Le réseau polycentrique Stand Up for Science a produit dans son manifeste une esquisse programmatique autour d’une première question : quelles solidarités et quelles résistances mettre en œuvre contre l’attaque de l’écosystème scientifique planétaire ? Pour peser dans les médias et auprès de la représentation nationale, il importe de faire circuler ce manifeste et d’accumuler le plus possible de signatures avant le 5 mai :
https://standupforscience.fr/tribune/
« La grande beauté est de faire venir, imprévues, fragiles mais vivaces, comme les herbes qui poussent entre les pavés, les questions que la plupart, sans s’en rendre compte, foulent du pied, tout simplement en avançant. »
Annie Lebrun
Choose France for Austerity and Bureaucracy
La communication sur le programme d’accueil des chercheuses et chercheurs travaillant aux Etats-Unis, Choose France for Science, était déjà concomitante avec la divulgation d’une division par deux des crédits alloués au programme PAUSE. Une semaine plus tard, le gouvernement a annoncé une nouvelle annulation de 600 millions d’euros de crédits 2025,
https://www.legifrance.gouv.fr/jorf/id/JORFTEXT000051520778
répartis en 225 M€ sur la mission « Investir pour la France de 2030 » et 387 M€ sur la mission « Recherche et enseignement supérieur ». Le reste des annulations de crédits (3,1 milliards d’euros au total) vise l’écologie, le réchauffement climatique, les adaptations nécessaires du tissu agro-industriel.

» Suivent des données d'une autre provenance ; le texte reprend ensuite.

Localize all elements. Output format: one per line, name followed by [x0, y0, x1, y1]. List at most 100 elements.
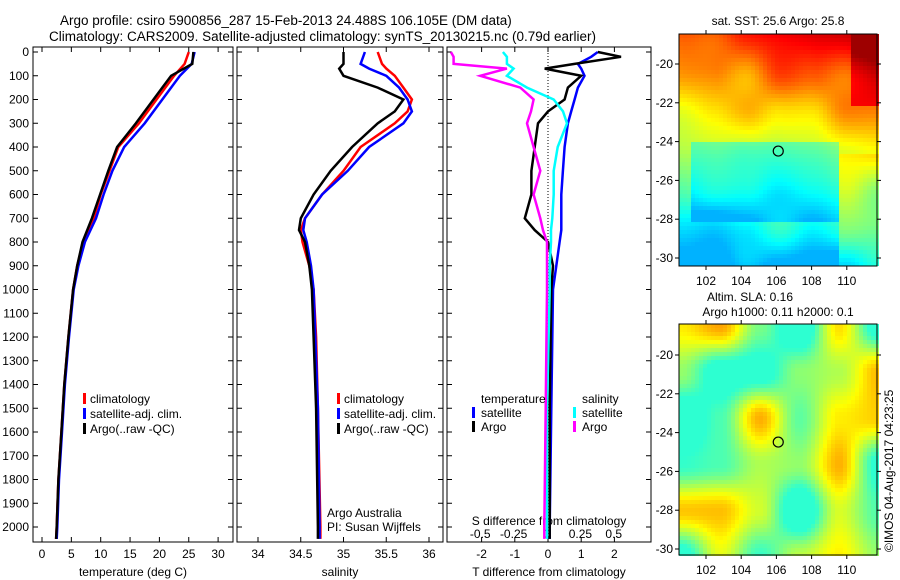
- map-cell: [803, 122, 807, 126]
- map-cell: [767, 98, 771, 102]
- map-cell: [827, 94, 831, 98]
- map-cell: [739, 138, 743, 142]
- map-cell: [715, 468, 719, 472]
- map-cell: [747, 250, 751, 254]
- map-cell: [691, 480, 695, 484]
- map-cell: [863, 78, 867, 82]
- map-cell: [855, 428, 859, 432]
- map-cell: [835, 396, 839, 400]
- map-cell: [827, 150, 831, 154]
- map-cell: [743, 452, 747, 456]
- map-cell: [719, 114, 723, 118]
- map-cell: [695, 222, 699, 226]
- map-cell: [695, 380, 699, 384]
- map-cell: [723, 250, 727, 254]
- map-cell: [763, 126, 767, 130]
- map-cell: [835, 82, 839, 86]
- map-cell: [871, 360, 875, 364]
- map-cell: [683, 66, 687, 70]
- map-cell: [871, 388, 875, 392]
- map-cell: [707, 198, 711, 202]
- map-cell: [747, 98, 751, 102]
- map-cell: [803, 106, 807, 110]
- map-cell: [819, 380, 823, 384]
- map-cell: [831, 452, 835, 456]
- map-cell: [695, 58, 699, 62]
- map-cell: [747, 380, 751, 384]
- map-cell: [815, 150, 819, 154]
- map-cell: [803, 150, 807, 154]
- map-cell: [679, 130, 683, 134]
- map-cell: [819, 340, 823, 344]
- map-cell: [831, 222, 835, 226]
- map-cell: [771, 66, 775, 70]
- map-cell: [739, 110, 743, 114]
- map-cell: [847, 186, 851, 190]
- map-cell: [731, 262, 735, 266]
- map-cell: [807, 162, 811, 166]
- map-cell: [735, 74, 739, 78]
- map-cell: [703, 130, 707, 134]
- map-cell: [723, 58, 727, 62]
- map-cell: [747, 118, 751, 122]
- map-cell: [759, 396, 763, 400]
- map-cell: [707, 368, 711, 372]
- map-cell: [847, 484, 851, 488]
- map-cell: [691, 356, 695, 360]
- map-cell: [719, 412, 723, 416]
- map-cell: [767, 368, 771, 372]
- map-cell: [795, 110, 799, 114]
- map-cell: [811, 356, 815, 360]
- map-cell: [827, 214, 831, 218]
- map-cell: [767, 448, 771, 452]
- map-cell: [715, 134, 719, 138]
- map-cell: [751, 332, 755, 336]
- map-cell: [723, 258, 727, 262]
- map-cell: [715, 154, 719, 158]
- map-cell: [871, 368, 875, 372]
- map-cell: [779, 54, 783, 58]
- map-cell: [691, 126, 695, 130]
- map-cell: [735, 42, 739, 46]
- map-cell: [691, 46, 695, 50]
- map-cell: [679, 102, 683, 106]
- map-cell: [839, 432, 843, 436]
- map-cell: [803, 440, 807, 444]
- map-cell: [839, 424, 843, 428]
- map-cell: [811, 384, 815, 388]
- map-cell: [711, 150, 715, 154]
- map-cell: [735, 114, 739, 118]
- map-cell: [735, 86, 739, 90]
- map-cell: [711, 428, 715, 432]
- map-cell: [827, 246, 831, 250]
- map-cell: [835, 432, 839, 436]
- map-cell: [755, 384, 759, 388]
- map-cell: [715, 174, 719, 178]
- map-cell: [823, 50, 827, 54]
- map-cell: [847, 130, 851, 134]
- map-cell: [775, 262, 779, 266]
- map-cell: [811, 202, 815, 206]
- map-cell: [851, 404, 855, 408]
- map-cell: [683, 182, 687, 186]
- map-cell: [795, 34, 799, 38]
- map-cell: [751, 134, 755, 138]
- map-cell: [791, 348, 795, 352]
- map-cell: [679, 416, 683, 420]
- map-cell: [695, 226, 699, 230]
- map-cell: [863, 146, 867, 150]
- map-cell: [695, 74, 699, 78]
- map-cell: [867, 198, 871, 202]
- map-cell: [747, 206, 751, 210]
- map-cell: [863, 344, 867, 348]
- map-cell: [699, 246, 703, 250]
- map-cell: [679, 206, 683, 210]
- map-cell: [703, 392, 707, 396]
- map-cell: [843, 34, 847, 38]
- map-cell: [739, 174, 743, 178]
- map-cell: [779, 222, 783, 226]
- map-cell: [859, 352, 863, 356]
- map-cell: [743, 190, 747, 194]
- map-cell: [755, 396, 759, 400]
- map-cell: [867, 130, 871, 134]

La représentation nationale avait voté 1,5 milliard d’euros de baisse du budget de l’ESR en 2025, une fois corrigés de l’inflation. Les annulations de crédits s’élevaient déjà à 1,1 milliards d’euros pour 2025, avant même le projet de loi de finances de fin de gestion 2024. Signalons enfin que les universités, à ce jour, n’ont toujours pas reçu leur notification budgétaire pour 2025, ce qui les place d’office en régime de douzièmes provisoires avec des restrictions d’usage importantes sur leur subvention pour charge de service public. Budget initial en baisse, douzièmes provisoires artificiellement prolongés, annulations printanières : c’est donc la troisième coupe budgétaire en cinq mois pour l’Université.
Rappelons enfin que les annonces du 5 mai s’inscrivent sur fond de liquidation des programmes européens de recherche :
https://rogueesr.fr/fin-des-keylabs-et-des-programmes-europeens/
« Parce que la France est porteuse d’une ambition renforcée en matière de recherche »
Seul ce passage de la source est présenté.